Bug #43650 Falcon SELECTs return "can't find record" in READ COMMITTED isolation level
Submitted: 14 Mar 2009 11:28 Modified: 26 May 2010 17:47
Reporter: Philip Stoev Email Updates:
Status: Unsupported Impact on me:
None 
Category:MySQL Server: Falcon storage engine Severity:S3 (Non-critical)
Version:6.0-falcon-team OS:Any
Assigned to: Kevin Lewis CPU Architecture:Any
Tags: F_ERROR HANDLING

[14 Mar 2009 11:28] Philip Stoev
Description:
When executing a SELECT in READ COMMITTED mode, the SELECT may fail with a "can't find record" error. Likely this is because a record ceased to exist between the first pass of the SELECT operation and the actual retrieval of the record.  Depending on the SELECTs and the concurrent updates, a situation may arise where a SELECT may never be able to complete at all.
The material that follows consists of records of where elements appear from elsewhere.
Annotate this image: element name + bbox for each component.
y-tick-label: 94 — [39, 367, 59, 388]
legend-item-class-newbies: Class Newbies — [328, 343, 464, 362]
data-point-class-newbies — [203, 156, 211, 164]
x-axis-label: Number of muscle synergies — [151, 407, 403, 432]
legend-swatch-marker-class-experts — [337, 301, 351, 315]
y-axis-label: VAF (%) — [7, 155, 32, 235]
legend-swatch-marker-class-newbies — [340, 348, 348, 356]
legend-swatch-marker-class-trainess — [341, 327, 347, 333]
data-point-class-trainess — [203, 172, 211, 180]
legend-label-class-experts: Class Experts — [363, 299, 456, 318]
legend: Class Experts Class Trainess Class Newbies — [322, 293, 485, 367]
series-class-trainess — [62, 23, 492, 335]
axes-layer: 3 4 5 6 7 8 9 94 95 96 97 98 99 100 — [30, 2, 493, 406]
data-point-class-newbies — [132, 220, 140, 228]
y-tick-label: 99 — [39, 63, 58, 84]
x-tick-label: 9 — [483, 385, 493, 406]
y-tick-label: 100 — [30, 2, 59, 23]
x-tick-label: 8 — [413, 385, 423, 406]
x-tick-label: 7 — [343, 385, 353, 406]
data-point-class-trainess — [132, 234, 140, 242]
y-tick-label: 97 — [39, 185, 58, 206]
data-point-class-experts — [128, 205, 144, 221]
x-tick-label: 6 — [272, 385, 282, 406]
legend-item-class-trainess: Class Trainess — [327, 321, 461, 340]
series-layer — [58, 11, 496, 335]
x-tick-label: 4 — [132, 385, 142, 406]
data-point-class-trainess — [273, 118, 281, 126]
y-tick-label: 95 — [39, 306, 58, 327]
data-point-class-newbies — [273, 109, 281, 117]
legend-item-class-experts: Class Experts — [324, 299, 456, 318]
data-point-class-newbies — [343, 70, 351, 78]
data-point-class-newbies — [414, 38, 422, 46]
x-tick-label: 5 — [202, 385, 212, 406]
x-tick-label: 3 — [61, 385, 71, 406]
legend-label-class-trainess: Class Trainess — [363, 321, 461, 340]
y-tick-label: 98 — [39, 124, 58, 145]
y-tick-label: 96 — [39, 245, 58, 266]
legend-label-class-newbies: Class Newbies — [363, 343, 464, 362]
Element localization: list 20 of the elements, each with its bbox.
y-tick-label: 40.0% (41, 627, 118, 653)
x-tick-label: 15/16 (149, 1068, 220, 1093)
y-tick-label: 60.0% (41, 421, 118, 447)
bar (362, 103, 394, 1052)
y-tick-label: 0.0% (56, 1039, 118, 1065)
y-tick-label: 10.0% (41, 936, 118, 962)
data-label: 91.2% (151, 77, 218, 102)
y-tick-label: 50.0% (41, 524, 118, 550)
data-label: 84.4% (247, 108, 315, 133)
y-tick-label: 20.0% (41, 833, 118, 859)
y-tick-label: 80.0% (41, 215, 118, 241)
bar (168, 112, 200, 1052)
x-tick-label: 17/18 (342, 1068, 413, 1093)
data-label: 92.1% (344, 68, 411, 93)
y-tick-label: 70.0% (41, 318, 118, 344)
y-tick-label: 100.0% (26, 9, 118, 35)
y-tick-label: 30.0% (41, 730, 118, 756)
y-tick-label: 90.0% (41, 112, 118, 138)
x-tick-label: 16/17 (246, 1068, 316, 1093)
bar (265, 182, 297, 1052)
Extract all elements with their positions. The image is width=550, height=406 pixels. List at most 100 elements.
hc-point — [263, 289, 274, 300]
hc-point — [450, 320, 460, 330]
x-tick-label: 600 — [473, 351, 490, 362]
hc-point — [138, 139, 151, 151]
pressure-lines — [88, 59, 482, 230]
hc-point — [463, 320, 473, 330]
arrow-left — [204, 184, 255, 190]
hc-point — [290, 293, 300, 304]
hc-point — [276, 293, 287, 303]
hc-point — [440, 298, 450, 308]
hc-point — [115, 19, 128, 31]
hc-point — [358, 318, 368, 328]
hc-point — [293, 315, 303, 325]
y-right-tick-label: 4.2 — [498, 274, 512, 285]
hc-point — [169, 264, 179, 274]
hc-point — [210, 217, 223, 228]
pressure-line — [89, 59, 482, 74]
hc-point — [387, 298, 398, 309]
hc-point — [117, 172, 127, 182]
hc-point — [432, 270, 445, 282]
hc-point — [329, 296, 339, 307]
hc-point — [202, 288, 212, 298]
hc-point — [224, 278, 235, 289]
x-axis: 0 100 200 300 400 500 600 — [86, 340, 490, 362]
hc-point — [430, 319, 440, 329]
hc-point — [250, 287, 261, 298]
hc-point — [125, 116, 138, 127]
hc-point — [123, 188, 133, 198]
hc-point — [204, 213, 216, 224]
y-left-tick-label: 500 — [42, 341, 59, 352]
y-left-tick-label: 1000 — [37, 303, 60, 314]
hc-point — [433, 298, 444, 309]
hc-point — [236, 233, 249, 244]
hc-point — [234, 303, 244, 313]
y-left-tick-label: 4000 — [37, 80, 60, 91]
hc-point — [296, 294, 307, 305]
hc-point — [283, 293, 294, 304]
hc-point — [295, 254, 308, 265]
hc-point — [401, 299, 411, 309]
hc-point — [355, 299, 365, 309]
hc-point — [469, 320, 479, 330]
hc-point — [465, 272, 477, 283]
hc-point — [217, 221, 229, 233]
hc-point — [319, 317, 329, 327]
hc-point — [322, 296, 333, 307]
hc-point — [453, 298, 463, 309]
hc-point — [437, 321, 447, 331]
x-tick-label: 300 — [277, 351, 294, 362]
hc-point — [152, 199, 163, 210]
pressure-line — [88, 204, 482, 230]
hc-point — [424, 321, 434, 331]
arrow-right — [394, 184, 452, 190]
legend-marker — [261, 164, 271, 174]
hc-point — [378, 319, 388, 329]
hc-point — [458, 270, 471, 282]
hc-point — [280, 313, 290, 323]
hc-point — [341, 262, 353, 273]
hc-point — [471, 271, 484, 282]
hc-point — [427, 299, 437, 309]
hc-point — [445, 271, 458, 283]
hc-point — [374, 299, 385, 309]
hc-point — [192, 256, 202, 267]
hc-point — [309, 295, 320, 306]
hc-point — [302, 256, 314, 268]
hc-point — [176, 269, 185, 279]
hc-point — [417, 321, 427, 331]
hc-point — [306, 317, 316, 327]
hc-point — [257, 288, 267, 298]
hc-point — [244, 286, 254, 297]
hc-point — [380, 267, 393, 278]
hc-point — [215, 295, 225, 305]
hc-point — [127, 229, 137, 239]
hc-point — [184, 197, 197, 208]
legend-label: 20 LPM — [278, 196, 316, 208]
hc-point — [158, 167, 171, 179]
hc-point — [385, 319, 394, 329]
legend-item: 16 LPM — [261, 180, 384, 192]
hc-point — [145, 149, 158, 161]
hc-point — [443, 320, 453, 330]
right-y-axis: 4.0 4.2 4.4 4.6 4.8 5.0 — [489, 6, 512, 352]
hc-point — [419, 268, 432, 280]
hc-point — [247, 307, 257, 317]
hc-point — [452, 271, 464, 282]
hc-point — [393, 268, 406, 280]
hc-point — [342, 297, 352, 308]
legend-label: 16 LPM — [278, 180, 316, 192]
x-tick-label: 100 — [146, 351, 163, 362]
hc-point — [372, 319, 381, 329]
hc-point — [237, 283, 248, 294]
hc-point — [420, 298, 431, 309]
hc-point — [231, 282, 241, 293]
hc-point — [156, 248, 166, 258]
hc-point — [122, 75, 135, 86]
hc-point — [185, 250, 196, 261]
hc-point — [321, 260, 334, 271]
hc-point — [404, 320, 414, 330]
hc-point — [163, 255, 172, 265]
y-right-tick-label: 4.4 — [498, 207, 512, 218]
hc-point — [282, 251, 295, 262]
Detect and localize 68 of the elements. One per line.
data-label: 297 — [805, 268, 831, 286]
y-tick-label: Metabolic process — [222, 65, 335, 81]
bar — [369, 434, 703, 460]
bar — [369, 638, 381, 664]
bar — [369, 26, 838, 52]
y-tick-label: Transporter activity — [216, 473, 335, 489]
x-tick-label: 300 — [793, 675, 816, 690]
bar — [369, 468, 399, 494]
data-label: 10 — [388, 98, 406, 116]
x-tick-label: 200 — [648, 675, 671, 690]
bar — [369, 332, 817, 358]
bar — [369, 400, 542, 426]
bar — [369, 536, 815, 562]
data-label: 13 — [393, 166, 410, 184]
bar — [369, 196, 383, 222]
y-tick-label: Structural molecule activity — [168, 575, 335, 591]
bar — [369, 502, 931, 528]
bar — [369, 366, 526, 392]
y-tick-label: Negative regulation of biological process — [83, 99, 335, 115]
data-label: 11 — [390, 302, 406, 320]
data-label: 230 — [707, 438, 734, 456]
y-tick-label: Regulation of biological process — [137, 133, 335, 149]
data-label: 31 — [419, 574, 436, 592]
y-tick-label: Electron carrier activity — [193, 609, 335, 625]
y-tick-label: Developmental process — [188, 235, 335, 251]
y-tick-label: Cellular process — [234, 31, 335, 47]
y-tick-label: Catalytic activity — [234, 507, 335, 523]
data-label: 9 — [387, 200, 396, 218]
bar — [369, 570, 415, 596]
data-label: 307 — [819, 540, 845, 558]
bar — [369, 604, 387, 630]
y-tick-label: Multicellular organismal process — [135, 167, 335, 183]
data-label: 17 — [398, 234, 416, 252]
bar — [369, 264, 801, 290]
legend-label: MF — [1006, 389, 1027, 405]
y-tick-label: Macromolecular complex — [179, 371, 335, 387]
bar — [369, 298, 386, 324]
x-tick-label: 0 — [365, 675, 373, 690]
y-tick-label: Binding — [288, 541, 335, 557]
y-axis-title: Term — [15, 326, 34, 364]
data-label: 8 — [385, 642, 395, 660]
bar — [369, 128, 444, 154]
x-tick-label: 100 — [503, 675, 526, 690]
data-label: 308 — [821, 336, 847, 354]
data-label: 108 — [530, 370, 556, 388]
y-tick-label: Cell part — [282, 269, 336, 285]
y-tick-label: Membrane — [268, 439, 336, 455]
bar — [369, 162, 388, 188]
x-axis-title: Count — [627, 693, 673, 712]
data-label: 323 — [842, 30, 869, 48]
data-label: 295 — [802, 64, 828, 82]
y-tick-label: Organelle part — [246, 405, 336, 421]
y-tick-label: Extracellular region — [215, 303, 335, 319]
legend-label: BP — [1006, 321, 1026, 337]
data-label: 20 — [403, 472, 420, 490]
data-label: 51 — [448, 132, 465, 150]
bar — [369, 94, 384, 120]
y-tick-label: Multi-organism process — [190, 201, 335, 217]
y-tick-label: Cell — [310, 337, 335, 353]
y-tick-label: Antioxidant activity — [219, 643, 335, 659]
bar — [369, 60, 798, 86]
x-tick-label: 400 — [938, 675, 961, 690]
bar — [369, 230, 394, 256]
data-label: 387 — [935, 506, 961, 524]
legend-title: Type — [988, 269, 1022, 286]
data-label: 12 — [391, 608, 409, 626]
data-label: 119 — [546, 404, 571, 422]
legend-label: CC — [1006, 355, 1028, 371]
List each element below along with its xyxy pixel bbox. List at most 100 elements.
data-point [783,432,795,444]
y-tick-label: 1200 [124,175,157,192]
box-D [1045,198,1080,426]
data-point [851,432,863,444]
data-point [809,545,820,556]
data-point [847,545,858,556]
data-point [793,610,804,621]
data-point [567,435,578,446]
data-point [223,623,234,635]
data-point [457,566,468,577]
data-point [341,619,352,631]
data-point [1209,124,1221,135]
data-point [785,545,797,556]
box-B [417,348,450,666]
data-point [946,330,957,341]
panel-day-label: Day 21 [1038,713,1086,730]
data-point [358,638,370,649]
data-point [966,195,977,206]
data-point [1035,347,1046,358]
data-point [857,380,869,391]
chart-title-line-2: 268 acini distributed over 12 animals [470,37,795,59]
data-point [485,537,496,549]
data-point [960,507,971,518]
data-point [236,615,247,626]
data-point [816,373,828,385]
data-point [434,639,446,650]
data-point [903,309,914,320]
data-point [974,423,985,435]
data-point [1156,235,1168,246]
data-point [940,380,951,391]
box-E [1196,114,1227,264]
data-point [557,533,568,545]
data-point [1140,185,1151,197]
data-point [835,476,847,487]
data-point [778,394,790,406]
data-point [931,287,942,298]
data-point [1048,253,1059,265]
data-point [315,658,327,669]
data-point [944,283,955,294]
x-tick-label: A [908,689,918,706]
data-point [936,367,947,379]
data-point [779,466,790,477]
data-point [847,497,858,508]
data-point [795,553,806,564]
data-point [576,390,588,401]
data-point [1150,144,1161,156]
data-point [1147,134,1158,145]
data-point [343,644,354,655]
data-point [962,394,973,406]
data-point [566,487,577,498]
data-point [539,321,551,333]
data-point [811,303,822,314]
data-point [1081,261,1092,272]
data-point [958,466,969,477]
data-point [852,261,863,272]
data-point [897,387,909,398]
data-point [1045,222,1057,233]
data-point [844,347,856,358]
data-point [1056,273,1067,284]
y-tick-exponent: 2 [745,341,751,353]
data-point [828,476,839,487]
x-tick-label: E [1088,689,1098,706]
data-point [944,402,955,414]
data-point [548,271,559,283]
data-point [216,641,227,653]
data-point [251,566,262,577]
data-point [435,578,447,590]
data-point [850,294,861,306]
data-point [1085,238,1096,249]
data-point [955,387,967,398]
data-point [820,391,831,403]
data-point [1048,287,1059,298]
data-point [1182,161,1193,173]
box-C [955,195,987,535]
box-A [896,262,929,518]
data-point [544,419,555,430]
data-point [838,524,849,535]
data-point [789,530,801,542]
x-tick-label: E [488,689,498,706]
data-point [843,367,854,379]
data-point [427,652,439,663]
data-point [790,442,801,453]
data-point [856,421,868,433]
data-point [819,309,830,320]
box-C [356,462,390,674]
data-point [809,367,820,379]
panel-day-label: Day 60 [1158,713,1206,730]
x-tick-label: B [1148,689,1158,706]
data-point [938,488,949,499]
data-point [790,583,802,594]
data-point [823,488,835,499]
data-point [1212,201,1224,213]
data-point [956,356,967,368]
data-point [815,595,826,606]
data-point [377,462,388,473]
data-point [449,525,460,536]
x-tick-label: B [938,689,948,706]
Discussions within the team indicated that this is a genuine bug. SELECTs should be atomic and thus this error message is not acceptable.

How to repeat:
$ perl runall.pl \
  --engine=Falcon \
  --mysqld=--loose-falcon-lock-wait-timeout=5 \
  --mysqld=--loose-innodb-lock-wait-timeout=5 \
  --rows=10 \
  --basedir=/build/bzr/6.0-falcon-team \
  --queries=100000000 \
  --duration=900 \
  --gendata=conf/combinations.zz \
  --grammar=conf/rr.yy \
  --mysqld=--transaction-isolation=READ-COMMITTED
[15 Mar 2009 14:50] Kevin Lewis
As discussed in a separate email, a read-committed verb should ignore a record number from a preselected record list if the record was more recently deleted and committed.
[3 Apr 2009 8:08] Philip Stoev
I observed this error once on a falcon_compare_self scenario - no ALTER, 1 connection, REPEATABLE READ isolation. Maybe it is not just concurrent transactions that would cause records to be lost.
[23 Jun 2009 22:06] Kevin Lewis
I tracked this down to a situation where the server is selecting records from a non-indexed field and sorting them in a read-committed transaction.  After sorting, the server calls StorageInterface::rnd_pos() sending in a record number to be read and returned.  But by this time, another transaction has deleted the record that was previously selected and sorted.  So Falcon reports "can't find record".  But if we are only interested in what is committed, then any record that is deleted while the server is sorting should not be read.
[24 Jun 2009 22:17] Bugs System
A patch for this bug has been committed. After review, it may
be pushed to the relevant source trees for release in the next
version. You can access the patch from:

  http://lists.mysql.com/commits/77093

2745 Kevin Lewis	2009-06-24
      Bug#43650 - The server calls StorageInterface::rnd_pos() when it has a list of records previously read and sorted and it wants to read them a final time.  If the isolation mode is read-committed, the call to fetchVersion will return NULL if the currently committed version is deleted.  This means it was deleted during the transaction.  Since the transaction was able to find a visible version of the record before, that visible version MUST still be around.  So the only reason that fetchVersion would return NULL is if the current visible version is deleted.  In repeatable-read, fetchVersion would return that previous visible record.
      
      So if fetchVersion or fetchForUpdate returns NULL to StorageDatabase::fetch(), instead of returning 
         StorageErrorRecordNotFound - HA_KEY_NOT_FOUND - "can't find record",
      it should return 
         StorageErrorRecordDeleted - HA_ERR_RECORD_DELETED
      so that the server will ignore this record and go  on to the nexxt record.
[24 Jun 2009 22:24] Kevin Lewis
Code reviewed by Ann Harrison